Member of the House of Representatives for Aguata
- Incumbent
- Assumed office 2019-05-29
- In office 2007-05-29 – 2011-05-29

Personal details
- Born: 1967 (age 58–59)
- Party: All Progressives Grand Alliance, All Progressives Crisis

= Chukwuma Michael Umeoji =

Nigerian politician

Chukwuma Michael Umeoji is a Nigerian Politician and a member in the Federal House of Representatives representing Aguata Federal Constituency Anambra State in the 9th National Assembly.

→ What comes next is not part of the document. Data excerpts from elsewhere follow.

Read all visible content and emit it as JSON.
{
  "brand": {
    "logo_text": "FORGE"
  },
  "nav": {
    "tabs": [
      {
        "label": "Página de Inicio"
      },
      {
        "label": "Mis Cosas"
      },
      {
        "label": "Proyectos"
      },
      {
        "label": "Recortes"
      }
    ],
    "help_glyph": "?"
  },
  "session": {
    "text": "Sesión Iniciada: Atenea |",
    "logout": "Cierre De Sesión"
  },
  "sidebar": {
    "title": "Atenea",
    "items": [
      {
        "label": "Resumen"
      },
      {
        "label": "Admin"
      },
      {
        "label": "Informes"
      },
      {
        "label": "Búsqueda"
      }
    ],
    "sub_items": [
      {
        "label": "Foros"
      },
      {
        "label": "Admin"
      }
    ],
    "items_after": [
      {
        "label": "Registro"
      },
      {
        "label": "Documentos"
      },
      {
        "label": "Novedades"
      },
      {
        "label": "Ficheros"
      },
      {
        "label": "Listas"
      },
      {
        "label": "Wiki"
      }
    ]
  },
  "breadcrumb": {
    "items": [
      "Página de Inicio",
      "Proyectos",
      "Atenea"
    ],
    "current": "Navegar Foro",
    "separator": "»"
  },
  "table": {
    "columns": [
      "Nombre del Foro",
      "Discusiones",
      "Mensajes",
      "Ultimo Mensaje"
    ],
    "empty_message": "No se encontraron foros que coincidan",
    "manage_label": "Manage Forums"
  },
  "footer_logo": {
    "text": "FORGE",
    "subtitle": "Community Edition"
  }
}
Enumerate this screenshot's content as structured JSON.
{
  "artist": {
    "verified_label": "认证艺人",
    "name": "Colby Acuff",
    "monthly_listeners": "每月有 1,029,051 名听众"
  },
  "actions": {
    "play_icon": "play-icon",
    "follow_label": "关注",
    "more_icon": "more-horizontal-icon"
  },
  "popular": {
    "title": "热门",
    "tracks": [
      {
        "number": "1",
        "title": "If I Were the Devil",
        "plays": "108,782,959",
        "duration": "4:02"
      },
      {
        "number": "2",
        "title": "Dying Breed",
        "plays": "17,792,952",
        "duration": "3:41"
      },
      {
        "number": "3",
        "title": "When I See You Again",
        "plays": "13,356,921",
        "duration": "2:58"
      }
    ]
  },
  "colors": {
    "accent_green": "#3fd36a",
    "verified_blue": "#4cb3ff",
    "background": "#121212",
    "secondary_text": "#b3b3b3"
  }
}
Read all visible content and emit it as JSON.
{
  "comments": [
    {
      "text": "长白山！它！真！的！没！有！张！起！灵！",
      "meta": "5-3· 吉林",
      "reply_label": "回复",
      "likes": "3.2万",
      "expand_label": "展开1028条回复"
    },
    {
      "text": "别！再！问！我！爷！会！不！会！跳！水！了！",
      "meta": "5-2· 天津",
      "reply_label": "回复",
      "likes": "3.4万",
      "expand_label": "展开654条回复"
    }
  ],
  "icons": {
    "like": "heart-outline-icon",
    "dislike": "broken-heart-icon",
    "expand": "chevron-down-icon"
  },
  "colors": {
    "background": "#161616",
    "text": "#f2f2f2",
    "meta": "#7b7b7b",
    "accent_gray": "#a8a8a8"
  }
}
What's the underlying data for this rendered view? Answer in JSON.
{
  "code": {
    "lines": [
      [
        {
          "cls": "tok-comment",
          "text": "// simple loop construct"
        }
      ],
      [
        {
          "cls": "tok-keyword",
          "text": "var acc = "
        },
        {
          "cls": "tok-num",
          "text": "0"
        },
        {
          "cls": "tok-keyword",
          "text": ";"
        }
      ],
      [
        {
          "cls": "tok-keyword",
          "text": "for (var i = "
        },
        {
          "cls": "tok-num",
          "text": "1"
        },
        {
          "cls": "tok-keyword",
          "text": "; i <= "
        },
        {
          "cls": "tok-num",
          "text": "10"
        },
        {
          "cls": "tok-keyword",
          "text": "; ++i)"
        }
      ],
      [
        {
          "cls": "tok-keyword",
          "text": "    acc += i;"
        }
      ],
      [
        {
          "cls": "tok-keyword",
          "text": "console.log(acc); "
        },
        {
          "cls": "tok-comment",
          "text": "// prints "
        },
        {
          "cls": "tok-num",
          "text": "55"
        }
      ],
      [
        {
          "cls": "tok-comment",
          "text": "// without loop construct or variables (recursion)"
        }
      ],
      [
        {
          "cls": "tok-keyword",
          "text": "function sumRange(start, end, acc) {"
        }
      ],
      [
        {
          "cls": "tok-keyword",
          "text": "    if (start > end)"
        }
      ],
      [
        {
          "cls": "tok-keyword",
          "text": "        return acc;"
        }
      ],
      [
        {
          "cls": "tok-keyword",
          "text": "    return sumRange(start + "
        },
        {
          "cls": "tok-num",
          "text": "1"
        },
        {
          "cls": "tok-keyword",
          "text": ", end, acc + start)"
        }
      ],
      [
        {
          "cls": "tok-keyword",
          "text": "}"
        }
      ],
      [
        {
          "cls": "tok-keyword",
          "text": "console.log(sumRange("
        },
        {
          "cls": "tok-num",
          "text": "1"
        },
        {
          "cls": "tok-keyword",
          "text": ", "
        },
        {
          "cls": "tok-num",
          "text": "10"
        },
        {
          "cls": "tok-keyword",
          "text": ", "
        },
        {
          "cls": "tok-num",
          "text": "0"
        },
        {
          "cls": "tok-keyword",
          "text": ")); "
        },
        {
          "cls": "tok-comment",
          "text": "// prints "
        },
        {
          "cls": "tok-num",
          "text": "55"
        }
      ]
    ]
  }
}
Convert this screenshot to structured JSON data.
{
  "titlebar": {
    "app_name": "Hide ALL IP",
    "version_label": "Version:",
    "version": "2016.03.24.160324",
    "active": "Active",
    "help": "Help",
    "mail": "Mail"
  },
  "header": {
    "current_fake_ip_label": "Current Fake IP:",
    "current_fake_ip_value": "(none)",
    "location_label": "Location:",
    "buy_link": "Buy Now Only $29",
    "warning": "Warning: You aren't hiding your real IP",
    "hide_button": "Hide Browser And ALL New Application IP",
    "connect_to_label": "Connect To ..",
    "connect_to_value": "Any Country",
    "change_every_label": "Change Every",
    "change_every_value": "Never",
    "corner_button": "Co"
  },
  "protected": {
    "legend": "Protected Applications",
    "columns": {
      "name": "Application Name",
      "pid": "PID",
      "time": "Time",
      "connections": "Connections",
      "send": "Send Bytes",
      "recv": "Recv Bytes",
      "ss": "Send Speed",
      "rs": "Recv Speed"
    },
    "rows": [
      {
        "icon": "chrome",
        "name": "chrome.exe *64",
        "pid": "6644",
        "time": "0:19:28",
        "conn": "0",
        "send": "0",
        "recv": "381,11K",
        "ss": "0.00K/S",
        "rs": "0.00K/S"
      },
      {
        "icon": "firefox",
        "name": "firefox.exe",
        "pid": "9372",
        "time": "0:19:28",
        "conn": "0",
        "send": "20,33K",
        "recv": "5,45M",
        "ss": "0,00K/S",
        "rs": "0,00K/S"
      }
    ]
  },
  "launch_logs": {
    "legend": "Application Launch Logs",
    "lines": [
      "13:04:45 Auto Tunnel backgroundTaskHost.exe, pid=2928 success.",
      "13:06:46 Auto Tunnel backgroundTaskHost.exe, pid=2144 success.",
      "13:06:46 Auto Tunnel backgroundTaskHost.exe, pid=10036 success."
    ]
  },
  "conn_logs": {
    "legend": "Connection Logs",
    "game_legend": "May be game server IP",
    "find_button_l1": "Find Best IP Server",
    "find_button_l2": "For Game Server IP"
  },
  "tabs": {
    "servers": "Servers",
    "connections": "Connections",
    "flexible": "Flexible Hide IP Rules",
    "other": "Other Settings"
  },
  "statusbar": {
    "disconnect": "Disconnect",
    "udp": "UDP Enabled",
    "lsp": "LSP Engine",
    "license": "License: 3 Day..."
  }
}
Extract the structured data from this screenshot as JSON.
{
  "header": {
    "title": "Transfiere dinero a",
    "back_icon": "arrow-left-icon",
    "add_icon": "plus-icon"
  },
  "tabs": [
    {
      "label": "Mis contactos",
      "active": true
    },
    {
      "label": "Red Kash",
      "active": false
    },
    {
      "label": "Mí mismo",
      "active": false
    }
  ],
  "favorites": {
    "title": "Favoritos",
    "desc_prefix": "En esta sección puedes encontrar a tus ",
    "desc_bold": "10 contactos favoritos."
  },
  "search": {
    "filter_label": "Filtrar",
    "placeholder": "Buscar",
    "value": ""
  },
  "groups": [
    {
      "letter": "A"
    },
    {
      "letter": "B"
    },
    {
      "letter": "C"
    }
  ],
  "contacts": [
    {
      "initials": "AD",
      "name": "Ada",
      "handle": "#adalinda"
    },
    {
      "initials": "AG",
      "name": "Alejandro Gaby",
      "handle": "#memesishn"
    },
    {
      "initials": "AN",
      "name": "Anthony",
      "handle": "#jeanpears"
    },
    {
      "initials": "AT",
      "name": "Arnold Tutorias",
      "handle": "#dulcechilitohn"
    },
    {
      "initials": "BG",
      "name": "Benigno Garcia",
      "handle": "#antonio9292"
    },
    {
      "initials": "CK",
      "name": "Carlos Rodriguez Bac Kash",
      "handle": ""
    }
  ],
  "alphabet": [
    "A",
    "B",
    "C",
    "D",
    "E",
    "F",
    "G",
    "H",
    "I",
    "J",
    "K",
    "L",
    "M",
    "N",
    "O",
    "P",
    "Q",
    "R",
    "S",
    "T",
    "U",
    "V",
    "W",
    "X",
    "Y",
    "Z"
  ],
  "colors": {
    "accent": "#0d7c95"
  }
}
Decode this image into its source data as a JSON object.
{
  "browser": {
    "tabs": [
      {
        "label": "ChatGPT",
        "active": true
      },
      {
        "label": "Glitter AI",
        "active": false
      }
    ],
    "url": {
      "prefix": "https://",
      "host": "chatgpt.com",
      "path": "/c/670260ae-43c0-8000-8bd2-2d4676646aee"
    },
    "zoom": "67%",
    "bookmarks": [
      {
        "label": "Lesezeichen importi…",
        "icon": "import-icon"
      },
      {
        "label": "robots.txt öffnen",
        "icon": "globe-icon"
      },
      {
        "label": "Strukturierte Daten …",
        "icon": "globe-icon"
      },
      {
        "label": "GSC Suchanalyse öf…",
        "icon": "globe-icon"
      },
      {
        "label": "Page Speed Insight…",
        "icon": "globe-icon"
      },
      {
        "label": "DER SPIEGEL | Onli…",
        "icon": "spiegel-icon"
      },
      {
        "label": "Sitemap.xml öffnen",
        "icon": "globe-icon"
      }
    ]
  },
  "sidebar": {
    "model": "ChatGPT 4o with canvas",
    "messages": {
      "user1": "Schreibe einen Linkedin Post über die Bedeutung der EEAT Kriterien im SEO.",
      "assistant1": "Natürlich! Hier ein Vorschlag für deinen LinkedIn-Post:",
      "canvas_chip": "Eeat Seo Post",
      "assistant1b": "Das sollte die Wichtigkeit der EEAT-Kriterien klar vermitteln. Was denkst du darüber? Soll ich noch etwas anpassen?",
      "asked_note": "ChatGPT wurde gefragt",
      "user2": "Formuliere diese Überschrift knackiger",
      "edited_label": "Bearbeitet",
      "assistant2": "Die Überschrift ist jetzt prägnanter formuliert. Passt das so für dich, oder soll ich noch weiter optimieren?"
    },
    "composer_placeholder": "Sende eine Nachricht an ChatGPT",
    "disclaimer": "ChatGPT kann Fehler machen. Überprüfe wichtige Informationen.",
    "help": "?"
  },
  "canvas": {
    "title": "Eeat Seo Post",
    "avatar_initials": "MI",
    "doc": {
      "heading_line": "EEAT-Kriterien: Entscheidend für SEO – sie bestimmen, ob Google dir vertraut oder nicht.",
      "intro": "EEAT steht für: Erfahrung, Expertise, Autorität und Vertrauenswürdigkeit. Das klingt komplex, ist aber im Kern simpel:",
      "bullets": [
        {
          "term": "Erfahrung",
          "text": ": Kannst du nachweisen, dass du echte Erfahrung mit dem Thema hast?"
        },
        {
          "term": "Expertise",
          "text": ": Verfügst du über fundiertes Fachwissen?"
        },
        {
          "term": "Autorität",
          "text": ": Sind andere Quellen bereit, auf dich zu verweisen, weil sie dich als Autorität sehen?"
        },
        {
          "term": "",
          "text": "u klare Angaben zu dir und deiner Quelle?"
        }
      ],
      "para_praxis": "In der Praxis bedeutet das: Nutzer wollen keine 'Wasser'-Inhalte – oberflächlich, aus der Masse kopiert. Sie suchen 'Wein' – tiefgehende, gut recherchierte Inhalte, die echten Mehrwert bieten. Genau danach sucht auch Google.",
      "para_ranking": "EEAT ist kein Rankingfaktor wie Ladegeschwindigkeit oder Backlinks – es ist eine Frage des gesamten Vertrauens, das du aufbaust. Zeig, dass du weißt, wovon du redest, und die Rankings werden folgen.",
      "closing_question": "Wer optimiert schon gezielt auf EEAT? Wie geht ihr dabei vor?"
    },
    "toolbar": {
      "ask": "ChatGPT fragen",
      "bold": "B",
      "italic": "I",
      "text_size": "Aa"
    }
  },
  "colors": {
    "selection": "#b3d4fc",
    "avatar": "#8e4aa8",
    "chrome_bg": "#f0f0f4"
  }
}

Umeoji was the All Progressives Grand Alliance (APGA) flag bearer in the gubernatorial elections taking place on 6 November 2021. After Umeoji's selection as candidate for governor, a party committee disqualified him from the primary election on grounds of "defiance and insubordination to the party authority" and "doubtful financial status". He appealed the disqualification, unsuccessfully. A week before the November 6th election, Charles Soludo was confirmed the APGA candidate. In response, Umeoji joined rival party All Progressives Congress (APC).

== Personal life ==
He graduated from the University of Nigeria, Nsukka with a BA in Philosophy in 1992. He obtained a Master's in Philosophy from Nnamdi Azikiwe University.